Last week I wrote about meeting and, a year later, marrying Sandra. Here’s a tale about a little incident from our first couple of weeks of courtship that helped endear her to me.
One of the things I’ve long enjoyed is water skiing. Actually, my dad introduced me to it when I was a teen. He had a friend with a powerboat who’d take him out on the Navesink River, near Red Bank, N.J. A couple of times, I was invited along. I remember very little about Dad’s friend except his funny description of a water skiing wipeout: “a 25-mile-an-hour mouthwash.”
Which brings me to Sandra. One of our many dates as we were getting to know each other in those two weeks of her 1986 Hawaii vacation was water skiing. Sandra had never done it before, but she was game – she’d done scuba diving and hot-air ballooning before we met. When it was her turn to get in the water and put on the skis, my dad and I first coached her: “Keep your elbows bent, so you can move your arms back and forth in response to the little waves you’ll encounter. That’s how you stay upright.”
And off we went. The boat quickly took up the slack in the line whose handles Sandra was gripping, and she rose out of the water.
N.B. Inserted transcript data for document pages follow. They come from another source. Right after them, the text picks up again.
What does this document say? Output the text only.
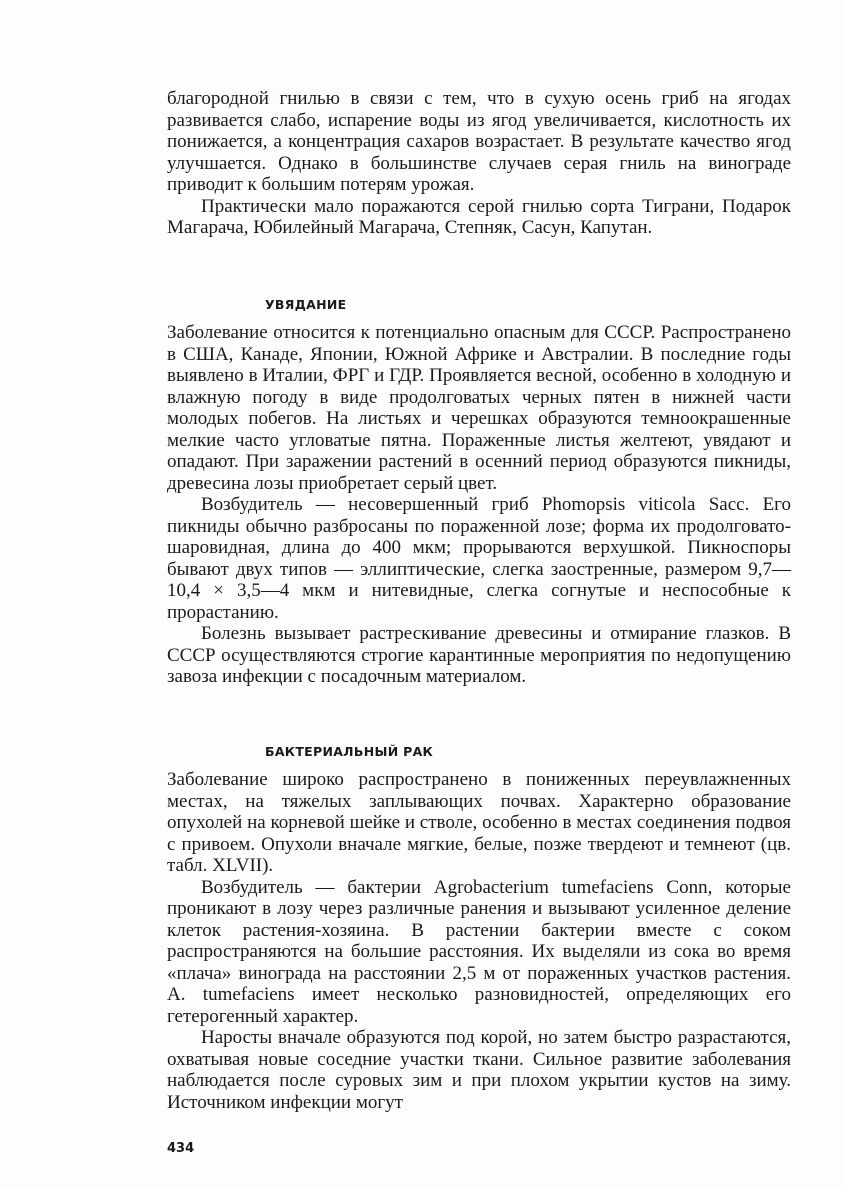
благородной гнилью в связи с тем, что в сухую осень гриб на ягодах развивается слабо, испарение воды из ягод увеличивается, кислотность их понижается, а концентрация сахаров возрастает. В результате качество ягод улучшается. Однако в большинстве случаев серая гниль на винограде приводит к большим потерям урожая.

Практически мало поражаются серой гнилью сорта Тиграни, Подарок Магарача, Юбилейный Магарача, Степняк, Сасун, Капутан.

УВЯДАНИЕ

Заболевание относится к потенциально опасным для СССР. Распространено в США, Канаде, Японии, Южной Африке и Австралии. В последние годы выявлено в Италии, ФРГ и ГДР. Проявляется весной, особенно в холодную и влажную погоду в виде продолговатых черных пятен в нижней части молодых побегов. На листьях и черешках образуются темноокрашенные мелкие часто угловатые пятна. Пораженные листья желтеют, увядают и опадают. При заражении растений в осенний период образуются пикниды, древесина лозы приобретает серый цвет.

Возбудитель — несовершенный гриб Phomopsis viticola Sacc. Его пикниды обычно разбросаны по пораженной лозе; форма их продолговато-шаровидная, длина до 400 мкм; прорываются верхушкой. Пикноспоры бывают двух типов — эллиптические, слегка заостренные, размером 9,7—10,4 × 3,5—4 мкм и нитевидные, слегка согнутые и неспособные к прорастанию.

Болезнь вызывает растрескивание древесины и отмирание глазков. В СССР осуществляются строгие карантинные мероприятия по недопущению завоза инфекции с посадочным материалом.

БАКТЕРИАЛЬНЫЙ РАК

Заболевание широко распространено в пониженных переувлажненных местах, на тяжелых заплывающих почвах. Характерно образование опухолей на корневой шейке и стволе, особенно в местах соединения подвоя с привоем. Опухоли вначале мягкие, белые, позже твердеют и темнеют (цв. табл. XLVII).

Возбудитель — бактерии Agrobacterium tumefaciens Conn, которые проникают в лозу через различные ранения и вызывают усиленное деление клеток растения-хозяина. В растении бактерии вместе с соком распространяются на большие расстояния. Их выделяли из сока во время «плача» винограда на расстоянии 2,5 м от пораженных участков растения. A. tumefaciens имеет несколько разновидностей, определяющих его гетерогенный характер.

Наросты вначале образуются под корой, но затем быстро разрастаются, охватывая новые соседние участки ткани. Сильное развитие заболевания наблюдается после суровых зим и при плохом укрытии кустов на зиму. Источником инфекции могут

434
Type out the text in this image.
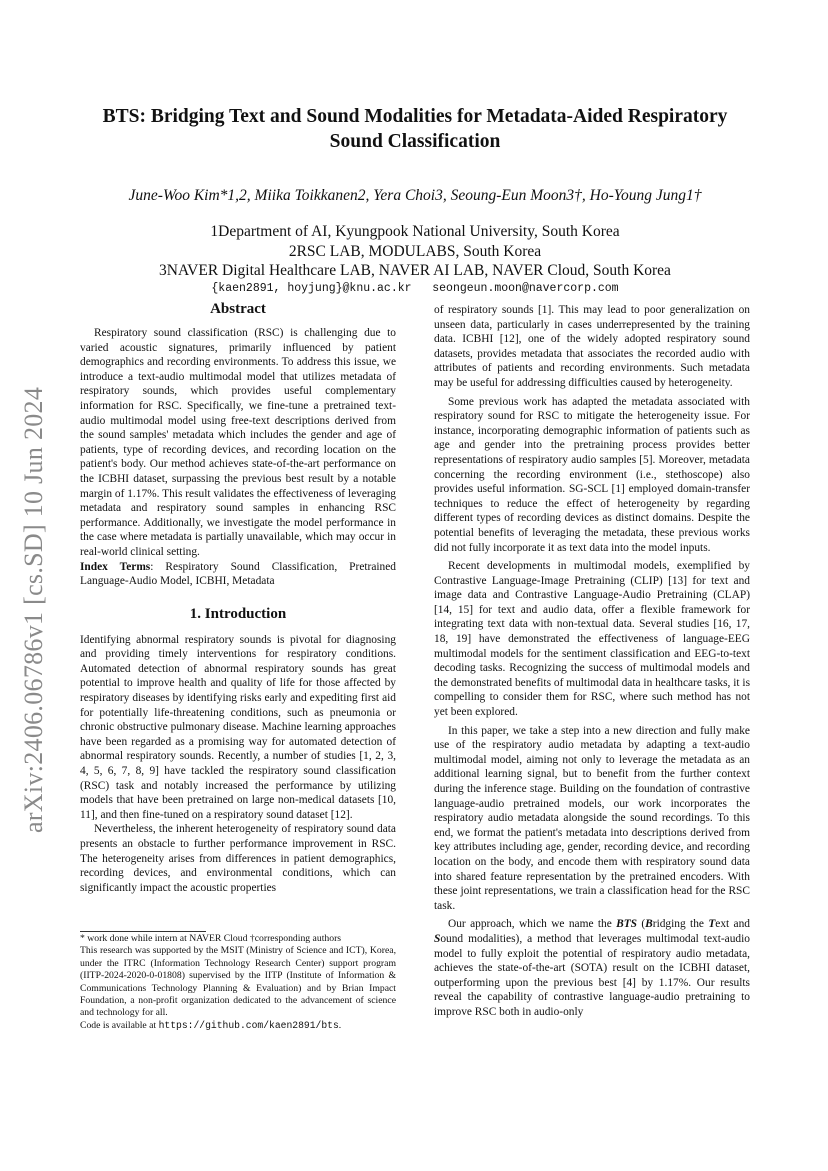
arXiv:2406.06786v1 [cs.SD] 10 Jun 2024
BTS: Bridging Text and Sound Modalities for Metadata-Aided Respiratory Sound Classification

June-Woo Kim*1,2, Miika Toikkanen2, Yera Choi3, Seoung-Eun Moon3†, Ho-Young Jung1†

1Department of AI, Kyungpook National University, South Korea
2RSC LAB, MODULABS, South Korea
3NAVER Digital Healthcare LAB, NAVER AI LAB, NAVER Cloud, South Korea
{kaen2891, hoyjung}@knu.ac.kr   seongeun.moon@navercorp.com
Abstract

Respiratory sound classification (RSC) is challenging due to varied acoustic signatures, primarily influenced by patient demographics and recording environments. To address this issue, we introduce a text-audio multimodal model that utilizes metadata of respiratory sounds, which provides useful complementary information for RSC. Specifically, we fine-tune a pretrained text-audio multimodal model using free-text descriptions derived from the sound samples' metadata which includes the gender and age of patients, type of recording devices, and recording location on the patient's body. Our method achieves state-of-the-art performance on the ICBHI dataset, surpassing the previous best result by a notable margin of 1.17%. This result validates the effectiveness of leveraging metadata and respiratory sound samples in enhancing RSC performance. Additionally, we investigate the model performance in the case where metadata is partially unavailable, which may occur in real-world clinical setting.

Index Terms: Respiratory Sound Classification, Pretrained Language-Audio Model, ICBHI, Metadata

1. Introduction

Identifying abnormal respiratory sounds is pivotal for diagnosing and providing timely interventions for respiratory conditions. Automated detection of abnormal respiratory sounds has great potential to improve health and quality of life for those affected by respiratory diseases by identifying risks early and expediting first aid for potentially life-threatening conditions, such as pneumonia or chronic obstructive pulmonary disease. Machine learning approaches have been regarded as a promising way for automated detection of abnormal respiratory sounds. Recently, a number of studies [1, 2, 3, 4, 5, 6, 7, 8, 9] have tackled the respiratory sound classification (RSC) task and notably increased the performance by utilizing models that have been pretrained on large non-medical datasets [10, 11], and then fine-tuned on a respiratory sound dataset [12].

Nevertheless, the inherent heterogeneity of respiratory sound data presents an obstacle to further performance improvement in RSC. The heterogeneity arises from differences in patient demographics, recording devices, and environmental conditions, which can significantly impact the acoustic properties

* work done while intern at NAVER Cloud †corresponding authors

This research was supported by the MSIT (Ministry of Science and ICT), Korea, under the ITRC (Information Technology Research Center) support program (IITP-2024-2020-0-01808) supervised by the IITP (Institute of Information & Communications Technology Planning & Evaluation) and by Brian Impact Foundation, a non-profit organization dedicated to the advancement of science and technology for all.

Code is available at https://github.com/kaen2891/bts.

of respiratory sounds [1]. This may lead to poor generalization on unseen data, particularly in cases underrepresented by the training data. ICBHI [12], one of the widely adopted respiratory sound datasets, provides metadata that associates the recorded audio with attributes of patients and recording environments. Such metadata may be useful for addressing difficulties caused by heterogeneity.

Some previous work has adapted the metadata associated with respiratory sound for RSC to mitigate the heterogeneity issue. For instance, incorporating demographic information of patients such as age and gender into the pretraining process provides better representations of respiratory audio samples [5]. Moreover, metadata concerning the recording environment (i.e., stethoscope) also provides useful information. SG-SCL [1] employed domain-transfer techniques to reduce the effect of heterogeneity by regarding different types of recording devices as distinct domains. Despite the potential benefits of leveraging the metadata, these previous works did not fully incorporate it as text data into the model inputs.

Recent developments in multimodal models, exemplified by Contrastive Language-Image Pretraining (CLIP) [13] for text and image data and Contrastive Language-Audio Pretraining (CLAP) [14, 15] for text and audio data, offer a flexible framework for integrating text data with non-textual data. Several studies [16, 17, 18, 19] have demonstrated the effectiveness of language-EEG multimodal models for the sentiment classification and EEG-to-text decoding tasks. Recognizing the success of multimodal models and the demonstrated benefits of multimodal data in healthcare tasks, it is compelling to consider them for RSC, where such method has not yet been explored.

In this paper, we take a step into a new direction and fully make use of the respiratory audio metadata by adapting a text-audio multimodal model, aiming not only to leverage the metadata as an additional learning signal, but to benefit from the further context during the inference stage. Building on the foundation of contrastive language-audio pretrained models, our work incorporates the respiratory audio metadata alongside the sound recordings. To this end, we format the patient's metadata into descriptions derived from key attributes including age, gender, recording device, and recording location on the body, and encode them with respiratory sound data into shared feature representation by the pretrained encoders. With these joint representations, we train a classification head for the RSC task.

Our approach, which we name the BTS (Bridging the Text and Sound modalities), a method that leverages multimodal text-audio model to fully exploit the potential of respiratory audio metadata, achieves the state-of-the-art (SOTA) result on the ICBHI dataset, outperforming upon the previous best [4] by 1.17%. Our results reveal the capability of contrastive language-audio pretraining to improve RSC both in audio-only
Within seconds, however, like most novices, she fell backward because she’d let her arms straighten out. For most people that would be the end of the ride. They’d release the rope, as everyone is told to do when they fall, and the boat would come around for another try.
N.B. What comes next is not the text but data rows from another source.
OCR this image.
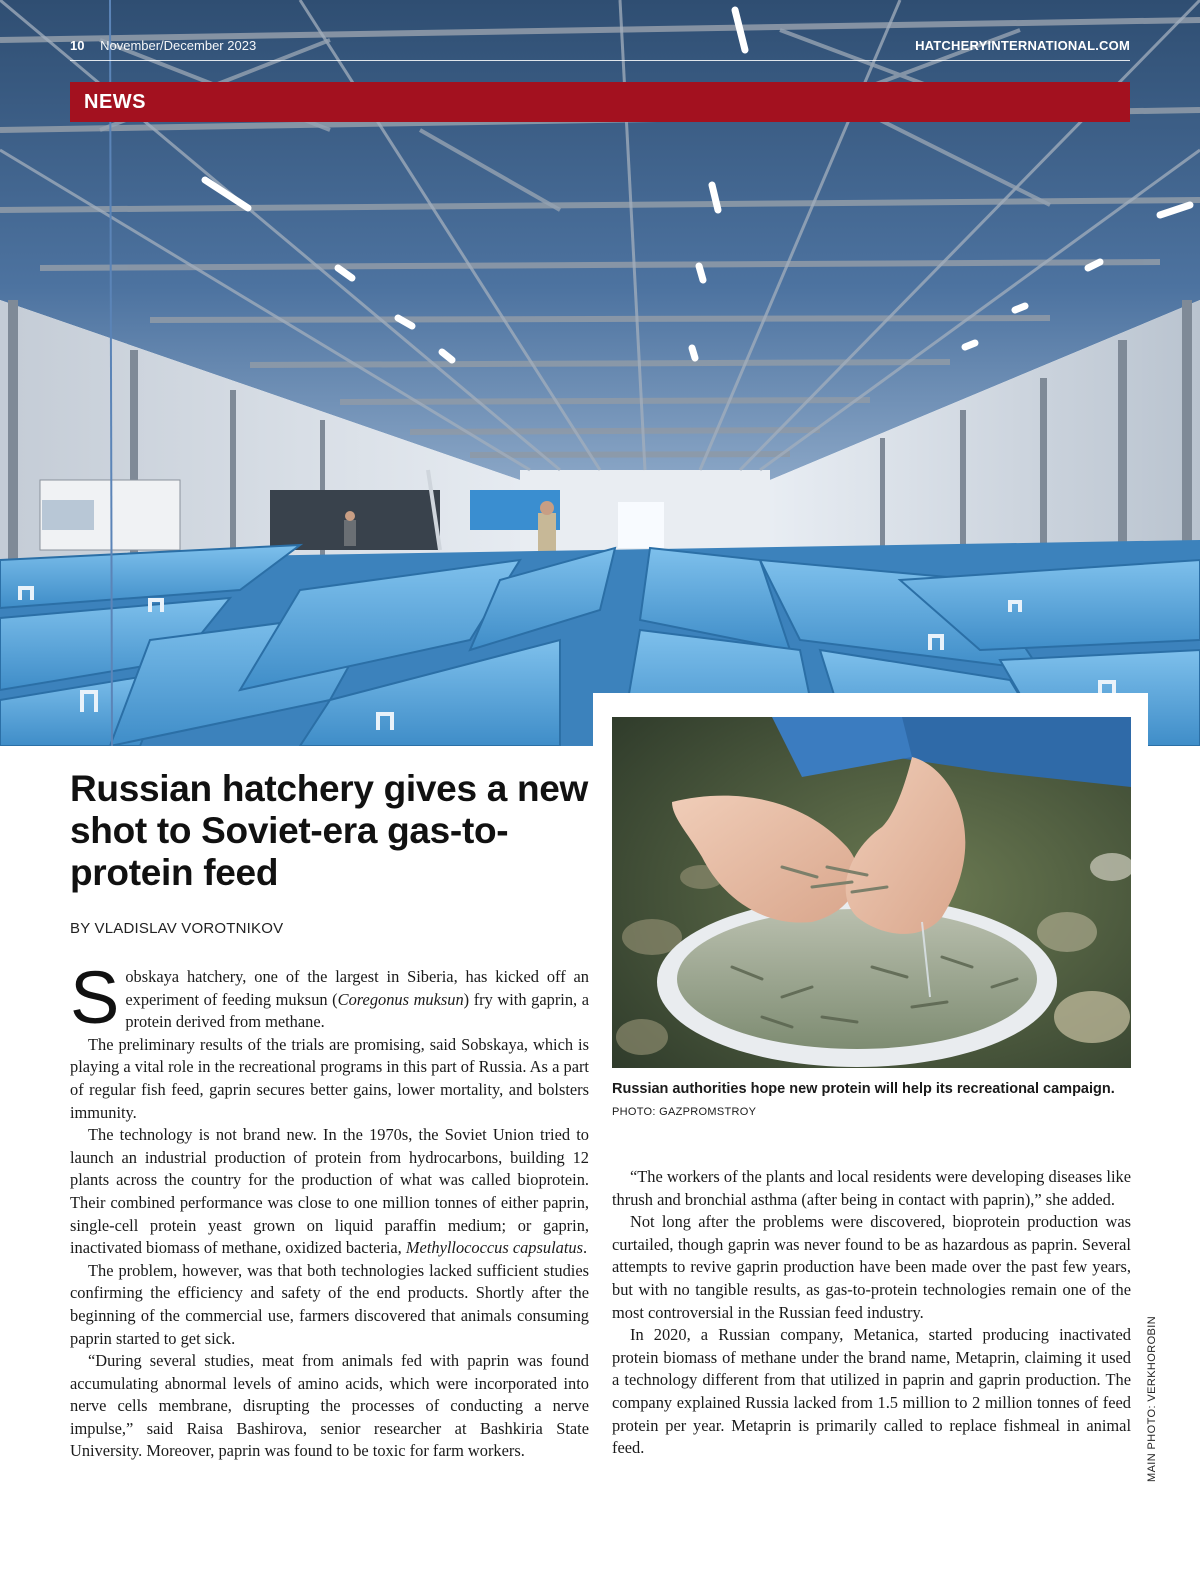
10 November/December 2023	HATCHERYINTERNATIONAL.COM
NEWS
Russian authorities hope new protein will help its recreational campaign. PHOTO: GAZPROMSTROY
Russian hatchery gives a new shot to Soviet-era gas-to-protein feed
BY VLADISLAV VOROTNIKOV

Sobskaya hatchery, one of the largest in Siberia, has kicked off an experiment of feeding muksun (Coregonus muksun) fry with gaprin, a protein derived from methane.

The preliminary results of the trials are promising, said Sobskaya, which is playing a vital role in the recreational programs in this part of Russia. As a part of regular fish feed, gaprin secures better gains, lower mortality, and bolsters immunity.

The technology is not brand new. In the 1970s, the Soviet Union tried to launch an industrial production of protein from hydrocarbons, building 12 plants across the country for the production of what was called bioprotein. Their combined performance was close to one million tonnes of either paprin, single-cell protein yeast grown on liquid paraffin medium; or gaprin, inactivated biomass of methane, oxidized bacteria, Methyllococcus capsulatus.

The problem, however, was that both technologies lacked sufficient studies confirming the efficiency and safety of the end products. Shortly after the beginning of the commercial use, farmers discovered that animals consuming paprin started to get sick.

“During several studies, meat from animals fed with paprin was found accumulating abnormal levels of amino acids, which were incorporated into nerve cells membrane, disrupting the processes of conducting a nerve impulse,” said Raisa Bashirova, senior researcher at Bashkiria State University. Moreover, paprin was found to be toxic for farm workers.

“The workers of the plants and local residents were developing diseases like thrush and bronchial asthma (after being in contact with paprin),” she added.

Not long after the problems were discovered, bioprotein production was curtailed, though gaprin was never found to be as hazardous as paprin. Several attempts to revive gaprin production have been made over the past few years, but with no tangible results, as gas-to-protein technologies remain one of the most controversial in the Russian feed industry.

In 2020, a Russian company, Metanica, started producing inactivated protein biomass of methane under the brand name, Metaprin, claiming it used a technology different from that utilized in paprin and gaprin production. The company explained Russia lacked from 1.5 million to 2 million tonnes of feed protein per year. Metaprin is primarily called to replace fishmeal in animal feed.	MAIN PHOTO: VERKHOROBIN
Not Sandra, however. Determined to succeed, she hung on, skimming the water feet first, flat on her back. She wouldn’t let go and, before long, she bent her arms, miraculously hauled herself back onto her feet and was skiing like a champ! I’ve never seen anything like it, before or since.
Determination like that is just one of what I later heard her dad call “the Sandy qualities” that I so admire.